A Villain's Way of Taming Heroines

Chapter 582: Les Miserables - III



Chapter 582: Les Miserables - III

enough...

why is this the attitude of everyone?

not disdain, not contempt, but curiosity, amusement?

why... why do you all act as though saying, "look, his helper is a talking dog"...?

extraordinary beings do not disdain mortals, not at all.

marlina had seen this more clearly than anyone during this time—they simply do not care about mortals.

the adventurer on the carriage, threatened by ansel, didn’t mind apologizing to a mortal, feeling not the slightest bit of shame.

just as his initial insult to marlina was devoid of malice—mortals and they belong to different worlds altogether. what right do mortals have to provoke any malicious intent?

who would whimsically decide to "insult" a dog, an ant, a toy?

it’s just indifference.

marlina recalled her first encounter with queen bee yvaine.

she remembered how yvaine had laughed heartily when marlina threatened her, much like this mr.hastings’ current reaction.

queen bee laughed not in anger at a mortal daring to threaten her, but in sheer amusement at the fact that a mortal was threatening her.

why had she never experienced this before?

why had she never encountered this infuriating indifference, worse than contempt?

the identity of faust’s servant, perhaps not as prestigious as a follower of hydral, but did adventurers not fear faust?

moreover...even if they doubted ansel was truly faust, did his displayed power not warrant their respect, extending to me?

extraordinary beings and mortals...the girl had begun to realize that ansel was deliberately guiding her thoughts on the social relationship between them.

for an intelligent mortal, this was a torment and anguish.

as she sought answers, step by step, she gradually saw her own insignificance, akin to dust.

—even as ansel’s follower, her lowliness remained inescapable.

within this framework, the secular order and its projection became absolute, and the secular contradictions and entanglements created the injustice perceived by the world.

when nobles oppressed commoners, did anyone deliberately emphasize the noble’s extraordinary status? no, the conflict pointed directly at the noble’s identity, but no one would place the blame on their extraordinary status.

so when extraordinary beings oppressed mortals... was this unforgivable? of course not, because when extraordinary beings acted, what could mortals say? it was only natural that the extraordinary stood above the ordinary.

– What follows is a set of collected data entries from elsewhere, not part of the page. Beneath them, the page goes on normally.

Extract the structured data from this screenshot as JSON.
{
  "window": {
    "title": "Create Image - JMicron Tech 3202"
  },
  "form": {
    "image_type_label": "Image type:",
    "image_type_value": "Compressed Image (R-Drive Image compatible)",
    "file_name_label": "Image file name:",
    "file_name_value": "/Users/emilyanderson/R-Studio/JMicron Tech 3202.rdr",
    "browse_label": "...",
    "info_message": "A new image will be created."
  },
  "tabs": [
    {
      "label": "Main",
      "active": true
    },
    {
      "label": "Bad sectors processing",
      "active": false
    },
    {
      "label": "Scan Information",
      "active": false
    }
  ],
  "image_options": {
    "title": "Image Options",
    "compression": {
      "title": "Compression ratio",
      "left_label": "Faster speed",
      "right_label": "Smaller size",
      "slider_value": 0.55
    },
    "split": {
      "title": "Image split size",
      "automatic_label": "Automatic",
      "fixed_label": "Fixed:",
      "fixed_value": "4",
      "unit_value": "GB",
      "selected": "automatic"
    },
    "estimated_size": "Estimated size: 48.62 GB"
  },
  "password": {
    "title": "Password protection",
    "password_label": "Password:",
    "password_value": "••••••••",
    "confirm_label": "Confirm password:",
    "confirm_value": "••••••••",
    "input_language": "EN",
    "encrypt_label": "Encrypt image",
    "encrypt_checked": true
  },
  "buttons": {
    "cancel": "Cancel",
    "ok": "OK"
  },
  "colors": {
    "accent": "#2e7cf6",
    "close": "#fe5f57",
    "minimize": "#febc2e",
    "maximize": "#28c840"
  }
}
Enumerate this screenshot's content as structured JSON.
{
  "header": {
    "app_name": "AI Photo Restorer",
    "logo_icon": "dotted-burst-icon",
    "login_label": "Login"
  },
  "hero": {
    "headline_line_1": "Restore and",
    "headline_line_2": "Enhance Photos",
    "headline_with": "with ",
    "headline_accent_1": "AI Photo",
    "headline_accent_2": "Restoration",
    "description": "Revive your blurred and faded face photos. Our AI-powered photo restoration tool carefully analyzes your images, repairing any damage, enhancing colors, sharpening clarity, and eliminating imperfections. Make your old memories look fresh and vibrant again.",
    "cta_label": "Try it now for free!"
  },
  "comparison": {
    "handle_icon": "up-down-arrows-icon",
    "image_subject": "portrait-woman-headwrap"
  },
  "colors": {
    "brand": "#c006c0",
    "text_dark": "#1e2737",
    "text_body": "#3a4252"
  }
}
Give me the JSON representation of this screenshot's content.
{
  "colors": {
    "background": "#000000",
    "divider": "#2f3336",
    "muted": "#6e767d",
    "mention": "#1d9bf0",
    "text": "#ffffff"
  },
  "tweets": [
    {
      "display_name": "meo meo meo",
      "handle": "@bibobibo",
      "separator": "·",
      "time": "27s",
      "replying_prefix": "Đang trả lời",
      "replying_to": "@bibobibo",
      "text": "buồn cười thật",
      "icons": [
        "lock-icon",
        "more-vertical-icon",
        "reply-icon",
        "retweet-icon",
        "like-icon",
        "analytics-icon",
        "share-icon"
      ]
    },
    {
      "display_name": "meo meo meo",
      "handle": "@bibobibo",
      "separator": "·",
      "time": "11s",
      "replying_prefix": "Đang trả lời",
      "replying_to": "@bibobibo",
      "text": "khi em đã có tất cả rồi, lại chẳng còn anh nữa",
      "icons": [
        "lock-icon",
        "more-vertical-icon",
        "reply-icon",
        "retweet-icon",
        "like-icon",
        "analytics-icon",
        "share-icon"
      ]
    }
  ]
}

nobles oppressing commoners—commoners could do nothing about it, but there was a fundamental difference between the two.

that was the consensus of this world, this human realm.

when extraordinary beings were placed within the framework of nobility, their identities, duties, and ultimate actions—if inconsistent with their roles—disrupted the established order and rules, making it wrong.

but if their identities were only between unrestrained extraordinary beings and mortals who looked up to the sky, everything the extraordinary did was right.

the empire was a purgatory, a construct designed to anchor the empress’s humanity, to modulate her mood—a purgatory marlina loathed and could not accept.

marlina still remembered that day when ansel brought about her transformation.

since that day, she had tirelessly pursued knowledge, constantly honing herself. she read countless books, her horizons and understanding expanding at an astonishing pace.

the greatest credit for this belonged to ansel’s personally curated collection of books, meticulously selected knowledge from another world.

for ansel, and perhaps for herself, marlina had pondered countless times how to fix the empire’s sick and mad system, how to improve the lives of commoners—she, too, once held the simplest of aspirations like her sister.

it was an incredibly difficult path, and marlina, following the numerous books ansel had recorded, had barely scratched the surface.

but now... she realized she was wrong, terribly wrong.

dismantling the empire’s system, changing the current rules—would that make the empire better?

no, it would not.

the draconian policies that have shattered countless families, the noble authority that has inflicted eternal suffering upon innumerable commoners, the decaying rules that perpetuate oppression within this empire—paradoxically, these very rules protect the commoners.

for even the most rotten of rules is preferable to the absence of any rule.

when all rules collapse, only two types of people remain in this world.

no, rather, one type of person and one type of... plaything.